Incident reports serve many purposes, such as quality improvement, event documentation, and liability monitoring. They serve as documentation of workplace illnesses, injuries, near misses and accidents, and as such, can be a positive management tool. Encouraging employees to complete an incident report provides management with the necessary information to improve the quality of services, track trends, and perhaps limit the possibility of repeat occurrences.
This bulletin provides best practices for incident reporting in the healthcare setting.
Incident Reporting System
Every organization should define the purpose of their incident reporting system. The incident reporting system may serve to:
- Improve the management of patient care by assuring appropriate and immediate intervention occurs and corrective measures are implemented to prevent future recurrences.
- Provide a factual record of the event by the employee and/or volunteer who was a witness to and has information of the incident.
- Provide a database for the organization’s Quality Assurance/Performance Improvement (QAPI) activities to ensure quality of care and services are properly evaluated for future quality improvement initiatives.
- Alert Risk Management/Administration of an occurrence that could result in a claim, so that loss control measures can be implemented.
Analyzing Incident Report Data
The designated individuals who review and sign off on individual incident reports should consider whether the information documented is adequate to establish a clear picture of the event. A root cause analysis may be needed to identify whether procedures were followed or to identify a probable cause.
In addition to identifying single events that require immediate intervention, incident report data can be a source of information to help reduce potential compensable events as well as further risk mitigation. The statistical information to be analyzed should include:
- Types of occurrences, severity of injury, and frequency, to establish priorities for loss-prevention activities.
- Event patterns to show a particular location, time of day or day of week.
- Patient demographics, such as age and gender.
- Staff characteristics, such as employee or agency.
- Incident trending, to show changes in the frequency over time.
- Effectiveness of corrective measures on the types of incidents being reported.
Incident reports alone cannot provide a conclusive picture of an organization’s activities and potential exposures. Other sources of data such as quality improvement statistics, safety and security reports, utilization review data, patient/family satisfaction, complaint reports, and results from internal and external surveys, etc., should be included in the review. Only then can an organization hope to have a thorough view of potential loss exposures.
Incident Reporting Guidelines
Establish guidelines to provide staff direction as to what incidents are reportable. Written policy should also identify events that are considered a sentinel, which require a more extensive follow up, such as a root cause analysis.
The following is a list of reportable events, and, while not all inclusive, should be considered as a guideline for a hospice or home care organization:
- Falls (both patient and visitor)
- Burns
- Medication errors/near misses
- Adverse or allergic drug reaction
- Refusal of treatment
- Unplanned absence of caregiver
- Patient elopement
- Failure of patient and/or caregiver to perform procedure as taught
- Mishaps due to faulty equipment
- Mishaps due to misuse of equipment (user error)
- All patient or family complaints, including alleged theft
- Failure of patient/family to use on-call emergency plan
- Failure of staff to report accident-causing hazard in home
- Unplanned return to an inpatient setting
- Breakage or damage to personal property of patient or family
- Abuse/neglect/exploitation of patient or allegations of sexual misconduct
- Failure to respond in a timely fashion to patient or family request for assistance, information or treatment
- Theft of organization equipment, such as laptops and cell phones
- Security breach incidents
- Motor vehicle accidents
It is important for an organization to periodically review and evaluate its incident reporting procedures.
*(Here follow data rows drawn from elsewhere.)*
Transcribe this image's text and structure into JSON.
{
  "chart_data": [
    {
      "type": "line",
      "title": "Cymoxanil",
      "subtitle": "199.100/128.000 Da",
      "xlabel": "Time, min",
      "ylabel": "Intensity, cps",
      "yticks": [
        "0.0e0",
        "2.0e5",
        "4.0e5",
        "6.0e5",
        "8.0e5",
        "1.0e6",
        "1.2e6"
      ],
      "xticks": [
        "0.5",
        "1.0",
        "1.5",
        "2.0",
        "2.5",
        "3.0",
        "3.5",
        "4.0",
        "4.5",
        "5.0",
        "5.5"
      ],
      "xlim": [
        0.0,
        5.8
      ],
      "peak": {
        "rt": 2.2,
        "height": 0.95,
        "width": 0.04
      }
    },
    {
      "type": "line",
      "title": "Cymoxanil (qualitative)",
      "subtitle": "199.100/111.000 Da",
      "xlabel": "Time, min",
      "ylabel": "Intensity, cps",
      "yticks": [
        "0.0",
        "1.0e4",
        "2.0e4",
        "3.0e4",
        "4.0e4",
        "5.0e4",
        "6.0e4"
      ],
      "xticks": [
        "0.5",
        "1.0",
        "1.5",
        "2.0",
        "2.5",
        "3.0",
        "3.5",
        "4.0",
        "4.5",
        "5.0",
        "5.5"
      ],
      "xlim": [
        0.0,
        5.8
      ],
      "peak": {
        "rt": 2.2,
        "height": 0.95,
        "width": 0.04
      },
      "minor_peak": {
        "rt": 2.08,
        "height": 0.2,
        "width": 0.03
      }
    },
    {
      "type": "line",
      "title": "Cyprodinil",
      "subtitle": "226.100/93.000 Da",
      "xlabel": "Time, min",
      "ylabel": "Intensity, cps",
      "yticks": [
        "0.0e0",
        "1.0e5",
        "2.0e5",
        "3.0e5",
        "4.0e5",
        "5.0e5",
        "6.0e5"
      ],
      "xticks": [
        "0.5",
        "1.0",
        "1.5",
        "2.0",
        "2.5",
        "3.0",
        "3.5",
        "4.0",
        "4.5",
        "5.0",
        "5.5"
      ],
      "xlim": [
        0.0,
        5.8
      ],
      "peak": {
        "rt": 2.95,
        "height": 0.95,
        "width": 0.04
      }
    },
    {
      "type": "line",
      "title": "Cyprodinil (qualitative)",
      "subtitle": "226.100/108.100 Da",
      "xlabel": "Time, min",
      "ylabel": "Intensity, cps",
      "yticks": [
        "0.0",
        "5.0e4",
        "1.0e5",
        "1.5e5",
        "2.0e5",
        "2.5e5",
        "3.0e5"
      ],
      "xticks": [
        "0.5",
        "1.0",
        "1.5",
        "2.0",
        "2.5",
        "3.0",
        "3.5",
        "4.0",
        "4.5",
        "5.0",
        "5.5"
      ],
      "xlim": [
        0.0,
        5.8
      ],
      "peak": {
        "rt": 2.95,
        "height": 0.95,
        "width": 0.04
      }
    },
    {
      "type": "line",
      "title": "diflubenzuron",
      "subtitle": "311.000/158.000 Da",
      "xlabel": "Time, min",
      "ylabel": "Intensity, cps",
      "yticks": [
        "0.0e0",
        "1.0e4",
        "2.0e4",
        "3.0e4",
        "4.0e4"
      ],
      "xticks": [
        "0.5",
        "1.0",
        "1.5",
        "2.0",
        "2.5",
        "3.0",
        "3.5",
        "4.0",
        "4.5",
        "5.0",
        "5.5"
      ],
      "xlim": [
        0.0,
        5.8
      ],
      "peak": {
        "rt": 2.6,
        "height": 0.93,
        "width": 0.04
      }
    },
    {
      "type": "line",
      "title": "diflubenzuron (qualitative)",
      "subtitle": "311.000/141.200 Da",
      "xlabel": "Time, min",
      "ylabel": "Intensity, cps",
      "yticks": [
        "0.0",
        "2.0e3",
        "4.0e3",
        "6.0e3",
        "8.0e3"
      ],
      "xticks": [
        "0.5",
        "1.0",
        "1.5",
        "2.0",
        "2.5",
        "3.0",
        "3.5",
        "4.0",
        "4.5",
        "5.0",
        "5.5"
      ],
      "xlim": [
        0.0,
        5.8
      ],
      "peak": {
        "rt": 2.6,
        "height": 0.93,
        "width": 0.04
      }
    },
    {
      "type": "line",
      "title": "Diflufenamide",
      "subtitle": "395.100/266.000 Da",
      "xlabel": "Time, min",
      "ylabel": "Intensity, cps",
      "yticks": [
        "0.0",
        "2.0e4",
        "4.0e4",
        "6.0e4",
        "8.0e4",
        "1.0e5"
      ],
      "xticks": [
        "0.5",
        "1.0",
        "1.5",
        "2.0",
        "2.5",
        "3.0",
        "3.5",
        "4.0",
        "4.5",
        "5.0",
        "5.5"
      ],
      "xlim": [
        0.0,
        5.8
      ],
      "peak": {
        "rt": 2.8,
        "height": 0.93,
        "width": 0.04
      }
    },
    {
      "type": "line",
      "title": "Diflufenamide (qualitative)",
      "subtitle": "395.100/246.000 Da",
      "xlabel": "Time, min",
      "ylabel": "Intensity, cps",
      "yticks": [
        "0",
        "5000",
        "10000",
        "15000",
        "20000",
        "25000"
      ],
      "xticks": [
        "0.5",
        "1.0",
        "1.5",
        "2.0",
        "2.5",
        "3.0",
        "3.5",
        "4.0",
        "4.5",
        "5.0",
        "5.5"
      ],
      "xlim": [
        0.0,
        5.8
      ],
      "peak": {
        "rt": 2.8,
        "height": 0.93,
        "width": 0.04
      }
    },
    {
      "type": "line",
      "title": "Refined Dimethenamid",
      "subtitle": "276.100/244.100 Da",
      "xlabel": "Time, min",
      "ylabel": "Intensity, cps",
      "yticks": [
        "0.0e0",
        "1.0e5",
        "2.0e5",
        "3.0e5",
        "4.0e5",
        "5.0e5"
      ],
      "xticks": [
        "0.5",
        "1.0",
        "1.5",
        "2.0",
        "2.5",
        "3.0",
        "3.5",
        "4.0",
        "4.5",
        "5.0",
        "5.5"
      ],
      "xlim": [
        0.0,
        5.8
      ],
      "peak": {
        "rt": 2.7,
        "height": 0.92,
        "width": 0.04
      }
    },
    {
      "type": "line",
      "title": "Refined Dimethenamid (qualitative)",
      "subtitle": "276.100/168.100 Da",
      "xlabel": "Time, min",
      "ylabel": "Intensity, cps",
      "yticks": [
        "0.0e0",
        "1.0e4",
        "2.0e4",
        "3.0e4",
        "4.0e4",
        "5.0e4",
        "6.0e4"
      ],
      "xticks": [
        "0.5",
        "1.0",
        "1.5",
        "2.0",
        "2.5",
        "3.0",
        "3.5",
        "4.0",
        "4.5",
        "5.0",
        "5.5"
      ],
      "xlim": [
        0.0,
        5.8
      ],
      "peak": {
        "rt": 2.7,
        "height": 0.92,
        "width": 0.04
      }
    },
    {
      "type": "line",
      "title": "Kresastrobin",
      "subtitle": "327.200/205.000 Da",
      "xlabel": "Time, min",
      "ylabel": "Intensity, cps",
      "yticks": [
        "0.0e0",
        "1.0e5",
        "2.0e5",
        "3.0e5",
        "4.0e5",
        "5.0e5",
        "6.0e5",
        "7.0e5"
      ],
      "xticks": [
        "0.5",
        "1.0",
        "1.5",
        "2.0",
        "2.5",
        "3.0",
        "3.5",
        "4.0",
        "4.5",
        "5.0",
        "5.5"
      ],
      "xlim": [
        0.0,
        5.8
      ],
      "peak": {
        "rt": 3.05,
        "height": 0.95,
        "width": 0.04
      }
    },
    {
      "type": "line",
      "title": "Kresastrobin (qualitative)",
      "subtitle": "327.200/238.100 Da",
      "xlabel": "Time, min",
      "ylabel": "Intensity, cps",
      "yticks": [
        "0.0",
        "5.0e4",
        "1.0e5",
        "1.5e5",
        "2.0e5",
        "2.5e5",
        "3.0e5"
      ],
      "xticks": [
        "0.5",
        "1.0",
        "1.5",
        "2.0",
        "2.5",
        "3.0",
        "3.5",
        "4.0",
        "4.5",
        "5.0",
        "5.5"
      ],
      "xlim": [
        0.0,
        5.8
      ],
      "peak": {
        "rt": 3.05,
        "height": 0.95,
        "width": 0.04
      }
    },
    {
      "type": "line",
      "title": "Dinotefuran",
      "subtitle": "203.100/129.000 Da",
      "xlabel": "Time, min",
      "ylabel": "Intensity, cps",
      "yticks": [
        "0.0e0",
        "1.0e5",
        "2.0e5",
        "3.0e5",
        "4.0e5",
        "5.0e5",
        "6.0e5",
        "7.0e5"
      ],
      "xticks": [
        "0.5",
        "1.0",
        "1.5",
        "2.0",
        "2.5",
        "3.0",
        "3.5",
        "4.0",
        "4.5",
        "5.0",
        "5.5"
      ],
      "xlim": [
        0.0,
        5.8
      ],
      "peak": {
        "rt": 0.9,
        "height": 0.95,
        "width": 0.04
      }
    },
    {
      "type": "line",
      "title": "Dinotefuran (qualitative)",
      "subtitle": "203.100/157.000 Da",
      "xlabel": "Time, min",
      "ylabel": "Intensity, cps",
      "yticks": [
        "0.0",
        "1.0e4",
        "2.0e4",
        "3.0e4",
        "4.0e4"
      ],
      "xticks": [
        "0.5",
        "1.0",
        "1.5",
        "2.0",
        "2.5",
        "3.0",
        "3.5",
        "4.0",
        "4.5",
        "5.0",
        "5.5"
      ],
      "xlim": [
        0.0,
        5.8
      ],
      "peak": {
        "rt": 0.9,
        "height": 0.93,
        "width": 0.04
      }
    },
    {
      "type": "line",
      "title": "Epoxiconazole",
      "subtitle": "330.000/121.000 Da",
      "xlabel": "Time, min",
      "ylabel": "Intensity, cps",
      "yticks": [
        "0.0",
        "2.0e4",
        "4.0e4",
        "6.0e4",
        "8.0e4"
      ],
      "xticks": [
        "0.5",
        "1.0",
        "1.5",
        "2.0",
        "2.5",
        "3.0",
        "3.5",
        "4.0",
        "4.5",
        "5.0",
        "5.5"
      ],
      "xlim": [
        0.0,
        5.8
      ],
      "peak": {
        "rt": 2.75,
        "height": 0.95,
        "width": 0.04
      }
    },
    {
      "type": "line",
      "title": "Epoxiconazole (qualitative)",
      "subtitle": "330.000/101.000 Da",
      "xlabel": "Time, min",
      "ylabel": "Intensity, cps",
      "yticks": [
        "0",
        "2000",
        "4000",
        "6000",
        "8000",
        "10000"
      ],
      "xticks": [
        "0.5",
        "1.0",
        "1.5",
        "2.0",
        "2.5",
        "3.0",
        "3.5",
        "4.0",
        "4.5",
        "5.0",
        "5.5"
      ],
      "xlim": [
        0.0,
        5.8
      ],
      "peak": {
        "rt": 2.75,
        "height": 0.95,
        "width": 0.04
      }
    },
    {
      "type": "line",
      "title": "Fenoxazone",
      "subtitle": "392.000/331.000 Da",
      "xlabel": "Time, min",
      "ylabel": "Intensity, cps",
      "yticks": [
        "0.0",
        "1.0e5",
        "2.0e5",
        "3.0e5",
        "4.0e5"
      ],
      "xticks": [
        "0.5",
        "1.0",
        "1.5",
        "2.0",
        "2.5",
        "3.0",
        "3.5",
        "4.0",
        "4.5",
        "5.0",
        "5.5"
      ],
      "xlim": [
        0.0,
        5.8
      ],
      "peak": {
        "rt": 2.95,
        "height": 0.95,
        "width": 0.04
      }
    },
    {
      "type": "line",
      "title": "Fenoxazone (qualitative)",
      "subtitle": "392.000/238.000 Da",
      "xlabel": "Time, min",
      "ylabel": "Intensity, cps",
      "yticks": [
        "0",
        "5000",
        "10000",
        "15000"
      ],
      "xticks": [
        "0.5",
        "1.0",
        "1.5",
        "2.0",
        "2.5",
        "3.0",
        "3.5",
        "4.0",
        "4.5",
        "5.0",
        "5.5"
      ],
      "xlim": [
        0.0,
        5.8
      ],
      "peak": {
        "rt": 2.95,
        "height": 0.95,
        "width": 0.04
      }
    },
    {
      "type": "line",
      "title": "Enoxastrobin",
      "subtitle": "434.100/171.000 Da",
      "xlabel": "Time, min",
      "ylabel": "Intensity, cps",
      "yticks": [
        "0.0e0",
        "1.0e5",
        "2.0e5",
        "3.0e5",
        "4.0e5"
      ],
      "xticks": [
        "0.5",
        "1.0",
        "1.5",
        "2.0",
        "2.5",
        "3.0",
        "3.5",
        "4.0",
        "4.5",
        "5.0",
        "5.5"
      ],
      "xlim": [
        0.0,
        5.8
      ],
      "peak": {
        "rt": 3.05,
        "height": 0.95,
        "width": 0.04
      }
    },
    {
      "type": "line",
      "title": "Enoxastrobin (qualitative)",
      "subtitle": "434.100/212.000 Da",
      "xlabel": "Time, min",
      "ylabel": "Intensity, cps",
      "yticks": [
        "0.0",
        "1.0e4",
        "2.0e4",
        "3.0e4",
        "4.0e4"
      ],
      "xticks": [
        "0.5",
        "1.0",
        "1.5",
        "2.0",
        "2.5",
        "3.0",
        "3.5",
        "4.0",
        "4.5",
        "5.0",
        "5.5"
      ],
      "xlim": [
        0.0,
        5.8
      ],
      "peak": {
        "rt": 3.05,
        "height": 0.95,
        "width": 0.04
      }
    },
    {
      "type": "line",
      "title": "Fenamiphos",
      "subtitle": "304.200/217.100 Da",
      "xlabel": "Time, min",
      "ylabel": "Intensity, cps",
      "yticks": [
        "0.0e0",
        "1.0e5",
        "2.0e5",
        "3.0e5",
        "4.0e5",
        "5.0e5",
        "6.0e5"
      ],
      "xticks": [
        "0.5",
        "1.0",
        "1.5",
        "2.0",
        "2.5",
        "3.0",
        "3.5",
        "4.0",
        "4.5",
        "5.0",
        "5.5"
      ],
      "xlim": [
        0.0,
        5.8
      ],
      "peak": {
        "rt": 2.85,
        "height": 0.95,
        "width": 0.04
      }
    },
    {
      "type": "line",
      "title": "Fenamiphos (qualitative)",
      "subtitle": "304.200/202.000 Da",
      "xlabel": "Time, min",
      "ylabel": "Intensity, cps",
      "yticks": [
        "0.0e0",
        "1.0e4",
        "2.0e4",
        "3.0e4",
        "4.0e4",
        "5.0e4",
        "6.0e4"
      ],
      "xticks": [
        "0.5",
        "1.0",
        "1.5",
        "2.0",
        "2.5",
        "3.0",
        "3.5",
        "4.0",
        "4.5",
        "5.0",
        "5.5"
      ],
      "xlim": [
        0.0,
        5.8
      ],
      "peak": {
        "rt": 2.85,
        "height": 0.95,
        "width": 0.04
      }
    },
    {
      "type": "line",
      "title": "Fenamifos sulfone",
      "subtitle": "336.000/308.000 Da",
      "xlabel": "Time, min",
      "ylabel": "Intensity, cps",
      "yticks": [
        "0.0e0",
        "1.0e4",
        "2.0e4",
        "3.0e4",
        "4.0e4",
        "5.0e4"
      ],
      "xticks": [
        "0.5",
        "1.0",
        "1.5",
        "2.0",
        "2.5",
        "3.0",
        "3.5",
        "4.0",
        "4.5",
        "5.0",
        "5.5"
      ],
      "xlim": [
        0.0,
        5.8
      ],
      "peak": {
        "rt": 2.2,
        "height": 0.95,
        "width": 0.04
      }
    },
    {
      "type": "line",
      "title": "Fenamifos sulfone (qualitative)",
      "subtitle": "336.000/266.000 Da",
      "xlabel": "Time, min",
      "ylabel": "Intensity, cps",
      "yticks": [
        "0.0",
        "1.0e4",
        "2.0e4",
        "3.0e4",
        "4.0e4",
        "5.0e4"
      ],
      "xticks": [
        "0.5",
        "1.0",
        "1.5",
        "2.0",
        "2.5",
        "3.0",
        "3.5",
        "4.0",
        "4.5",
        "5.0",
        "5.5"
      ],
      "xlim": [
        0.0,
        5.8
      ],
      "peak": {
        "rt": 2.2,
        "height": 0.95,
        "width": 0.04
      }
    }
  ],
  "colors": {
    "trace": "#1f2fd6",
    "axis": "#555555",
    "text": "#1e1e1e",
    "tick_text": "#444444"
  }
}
The belief that everything is fine because the reported incident numbers are low is probably not as accurate as one might think. It is more likely that staff are not reporting all incidents or near misses that occur.
Incident Reporting Policy and Procedure Checklist:
Ensure the following:
- There is a written policy/procedure for incident reporting.
- The policy/procedure includes a clear definition of what is reportable.
- The policy/procedure defines responsibility for reporting incidents and emphasizes participation of all staff in all departments.
- The policy/procedure clearly identifies reporting channels.
- The policy/procedure requires reporting and routing of all incident reports in a timely fashion.
- There is a non-punitive approach to incident reporting.
- Each individual report is reviewed by a designated quality, risk or safety person in the organization to evaluate for causative and preventable factors.
- Reports are trended and analyzed on a monthly and quarterly basis.
- Incident reports and trends are reported to appropriate committees, such as QAPI or Safety Committees, as well as the Board. The committee(s) play a role in identifying causative factors, evaluating severity, developing an action plan, and recommending further action if necessary.
- Staff receives feedback on the results of an investigation and problem resolution.
Summary
Incident reporting helps organizations identify safety hazards and develop interventions to mitigate the exposures and reduce potential harm. Any incident that is not consistent with the routine care of a patient, or is not consistent with the daily operations of the healthcare organization should be reported and documented, and the data analyzed to help the organization’s risk management efforts.